A new school was built a few years ago from the Constituency Development Fund and supported by the county government, but the Nataparakakono children are often skipping classes for one reason or another — from trekking for kilometres in search of water and taking care of livestock to lack of fees.

“We don’t have water and the land here does not support any crops,” Ms Lochipo told the Sunday Nation.

Turkana is one of the largest counties in Kenya but it is also one of the poorest. According to the Commission on Revenue Allocation, just about 121,000 children have enrolled in primary school out of a population of 855,000. This is a small ratio given that about half of the population is aged below 14 years. The eldest of Ms Lochipo’s children is 14 and attends the local primary school where her mother hopes she will one day become a doctor and lift them from the wretched life.

It is the sort of situation that probably inspired the United Nations to develop new goals to tackle poverty.

Fifteen years ago, the UN agreed to pass eight Millennium Development Goals (MDGs), which end this year.

They included eradicating extreme poverty and hunger, achieving universal primary education, promoting gender equality and empowering women, reducing child mortality, improving maternal health, combating HIV/Aids, malaria and other diseases, ensuring environmental sustainability and developing a global partnership for development.

Critics charged that those targets were too general and ignored each country’s unique needs. Next month in New York, the UN is expected to formally approve the new targets, known as the Sustainable Development Goals (SDGs).

The new goals identify poverty as the greatest challenge and still focus on the five Ps — people, planet, prosperity, peace, and partnership — as a way of getting people out of poverty without violence or depleting the environment.

“They are people-centred and planet-sensitive. They are universal – applying to all countries while recognising different realities and capabilities,” observed UN Secretary-General Ban Ki-moon.

DEVELOPMENT GOALS

“Fundamentally, they recognise that we cannot reach our development goals without addressing human rights and complex humanitarian issues at the same time.”

Kenya will have to focus on innovation, reduce corruption and redistribute its wealth if it is to achieve the new set of global development goals.

Foreign Affairs Cabinet Secretary Amina Mohamed said the SDGs provide a clearer direction.
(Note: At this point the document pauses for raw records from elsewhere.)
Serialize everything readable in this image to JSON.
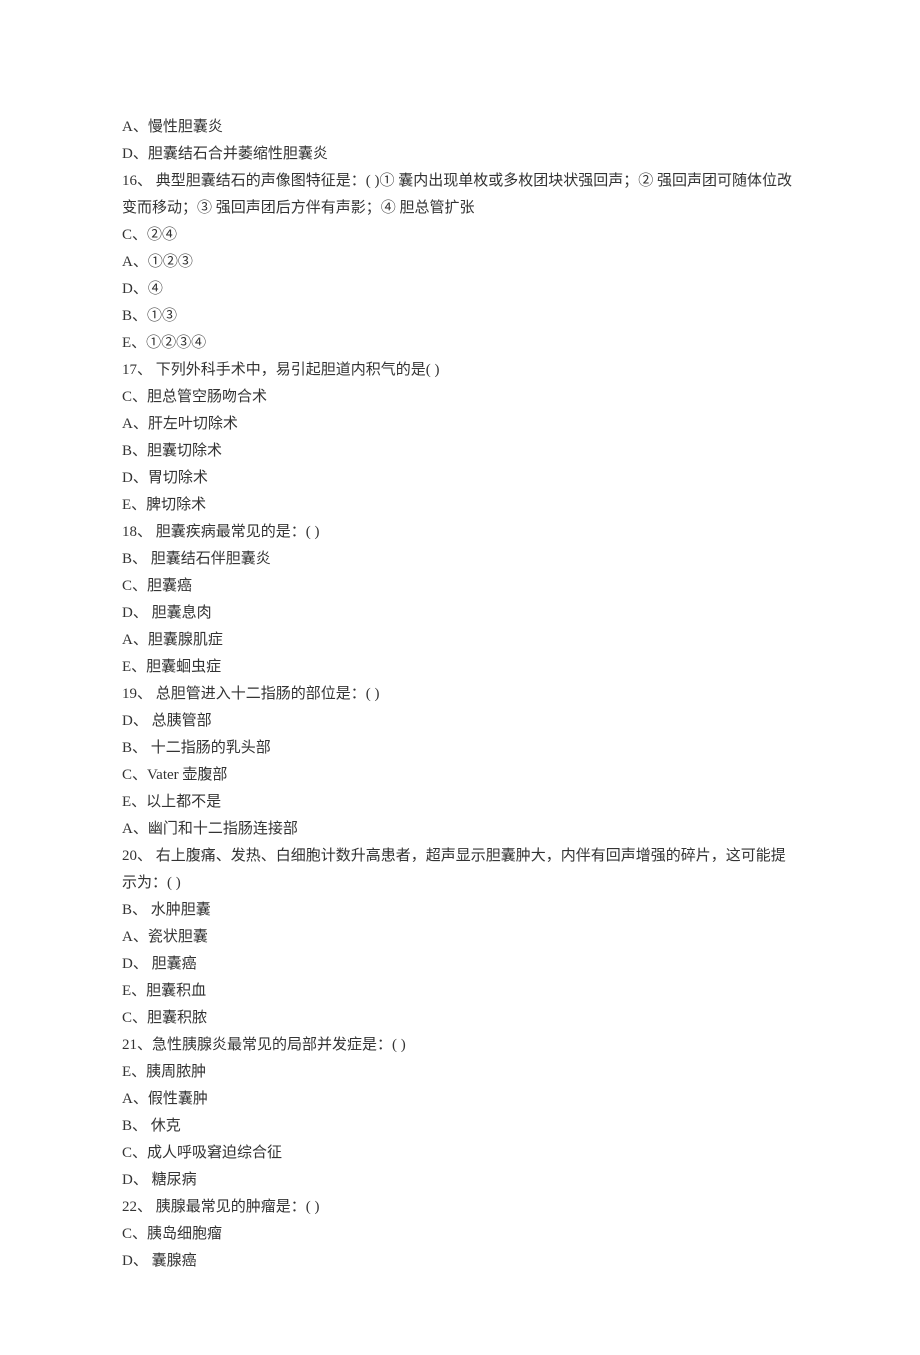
{
  "lines": [
    "A、慢性胆囊炎",
    "D、胆囊结石合并萎缩性胆囊炎",
    "16、 典型胆囊结石的声像图特征是：( )① 囊内出现单枚或多枚团块状强回声；② 强回声团可随体位改变而移动；③ 强回声团后方伴有声影；④ 胆总管扩张",
    "C、②④",
    "A、①②③",
    "D、④",
    "B、①③",
    "E、①②③④",
    "17、 下列外科手术中，易引起胆道内积气的是( )",
    "C、胆总管空肠吻合术",
    "A、肝左叶切除术",
    "B、胆囊切除术",
    "D、胃切除术",
    "E、脾切除术",
    "18、 胆囊疾病最常见的是：( )",
    "B、 胆囊结石伴胆囊炎",
    "C、胆囊癌",
    "D、 胆囊息肉",
    "A、胆囊腺肌症",
    "E、胆囊蛔虫症",
    "19、 总胆管进入十二指肠的部位是：( )",
    "D、 总胰管部",
    "B、 十二指肠的乳头部",
    "C、Vater 壶腹部",
    "E、以上都不是",
    "A、幽门和十二指肠连接部",
    "20、 右上腹痛、发热、白细胞计数升高患者，超声显示胆囊肿大，内伴有回声增强的碎片，这可能提示为：( )",
    "B、 水肿胆囊",
    "A、瓷状胆囊",
    "D、 胆囊癌",
    "E、胆囊积血",
    "C、胆囊积脓",
    "21、急性胰腺炎最常见的局部并发症是：( )",
    "E、胰周脓肿",
    "A、假性囊肿",
    "B、 休克",
    "C、成人呼吸窘迫综合征",
    "D、 糖尿病",
    "22、 胰腺最常见的肿瘤是：( )",
    "C、胰岛细胞瘤",
    "D、 囊腺癌"
  ]
}
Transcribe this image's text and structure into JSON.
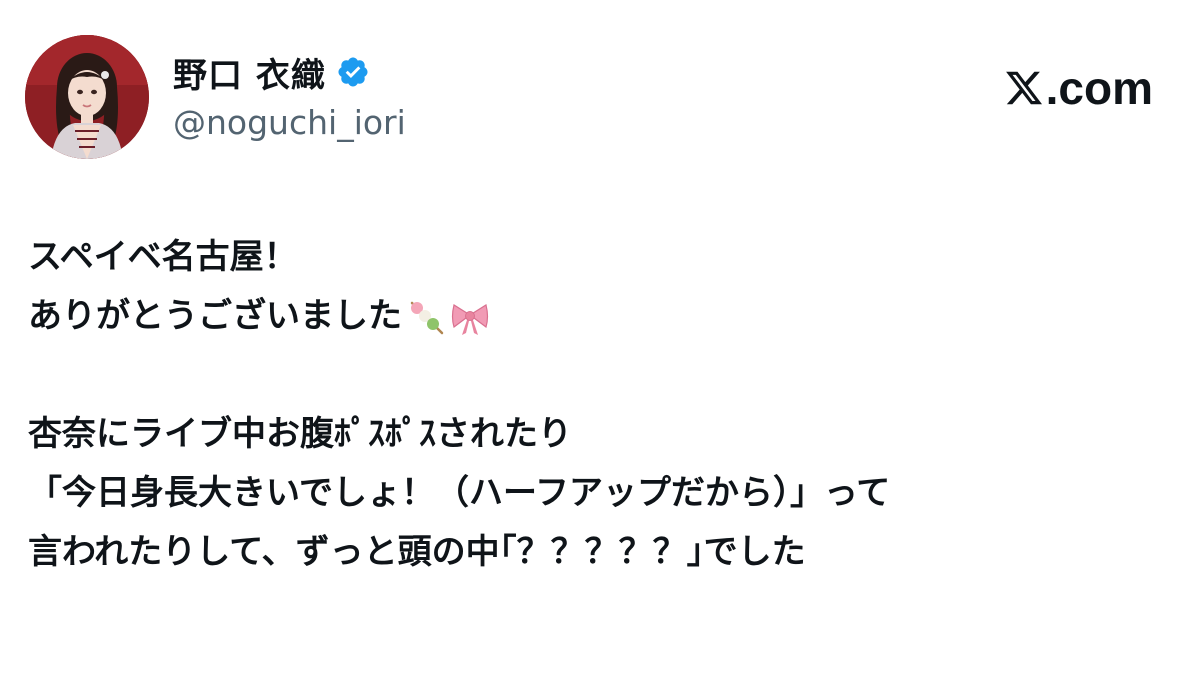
{
  "profile": {
    "display_name": "野口 衣織",
    "handle": "@noguchi_iori",
    "verified": true,
    "verified_color": "#1d9bf0"
  },
  "brand": {
    "label": ".com",
    "icon": "x-logo-icon"
  },
  "tweet": {
    "lines": [
      "スペイベ名古屋！",
      "ありがとうございました",
      "",
      "杏奈にライブ中お腹ﾎﾟｽﾎﾟｽされたり",
      "「今日身長大きいでしょ！（ハーフアップだから）」って",
      "言われたりして、ずっと頭の中｢？？？？？｣でした"
    ],
    "emojis": [
      "dango-icon",
      "ribbon-icon"
    ]
  },
  "colors": {
    "text": "#0f1419",
    "secondary": "#536471",
    "avatar_bg": "#8e1f24"
  }
}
“The new agenda defines the requisite means of achieving it through both the financial and non-financial means of implementation. It defines the link with the means developed by the third conference on financing for development and recognises its complementary role,” she said in a statement.

The targets seek to have authorities producing accurate data about development and will be implemented and monitored through those national development indicators which will, in turn, be compared with global measures.
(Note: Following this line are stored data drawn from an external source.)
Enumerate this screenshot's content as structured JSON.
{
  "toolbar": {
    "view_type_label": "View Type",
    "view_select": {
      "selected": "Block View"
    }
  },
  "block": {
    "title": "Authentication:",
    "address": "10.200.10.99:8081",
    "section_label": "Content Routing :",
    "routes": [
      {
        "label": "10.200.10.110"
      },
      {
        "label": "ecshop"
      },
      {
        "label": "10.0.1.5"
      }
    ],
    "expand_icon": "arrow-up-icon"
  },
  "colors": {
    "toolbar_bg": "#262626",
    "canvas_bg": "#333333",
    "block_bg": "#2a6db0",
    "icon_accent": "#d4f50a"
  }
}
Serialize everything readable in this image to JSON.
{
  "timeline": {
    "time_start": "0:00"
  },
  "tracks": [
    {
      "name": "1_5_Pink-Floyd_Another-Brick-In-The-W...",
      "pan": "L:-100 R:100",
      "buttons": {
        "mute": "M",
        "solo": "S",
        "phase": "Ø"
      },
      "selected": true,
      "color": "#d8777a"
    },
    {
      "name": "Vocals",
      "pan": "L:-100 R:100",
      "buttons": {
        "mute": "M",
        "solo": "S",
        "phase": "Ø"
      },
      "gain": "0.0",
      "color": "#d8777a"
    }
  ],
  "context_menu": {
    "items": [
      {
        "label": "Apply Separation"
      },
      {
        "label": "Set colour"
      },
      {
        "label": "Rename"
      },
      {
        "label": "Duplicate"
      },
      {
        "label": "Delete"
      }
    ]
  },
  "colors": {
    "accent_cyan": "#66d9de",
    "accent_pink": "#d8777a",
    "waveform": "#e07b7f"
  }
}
The new deal talks of factors which give rise to violence, insecurity and injustice, such as inequality, corruption, poor governance and illicit financial and arms flows; issues that could resonate with Kenya’s recent past.

“Build resilient infrastructure, promote inclusive and sustainable industrialisation and foster innovation,” says Goal 9 that talks about the need for reliable systems to support trans-boundary relations and generally reach everyone.

At Goal 16, the document talks of having peaceful and inclusive societies, a better justice system and accountable institutions.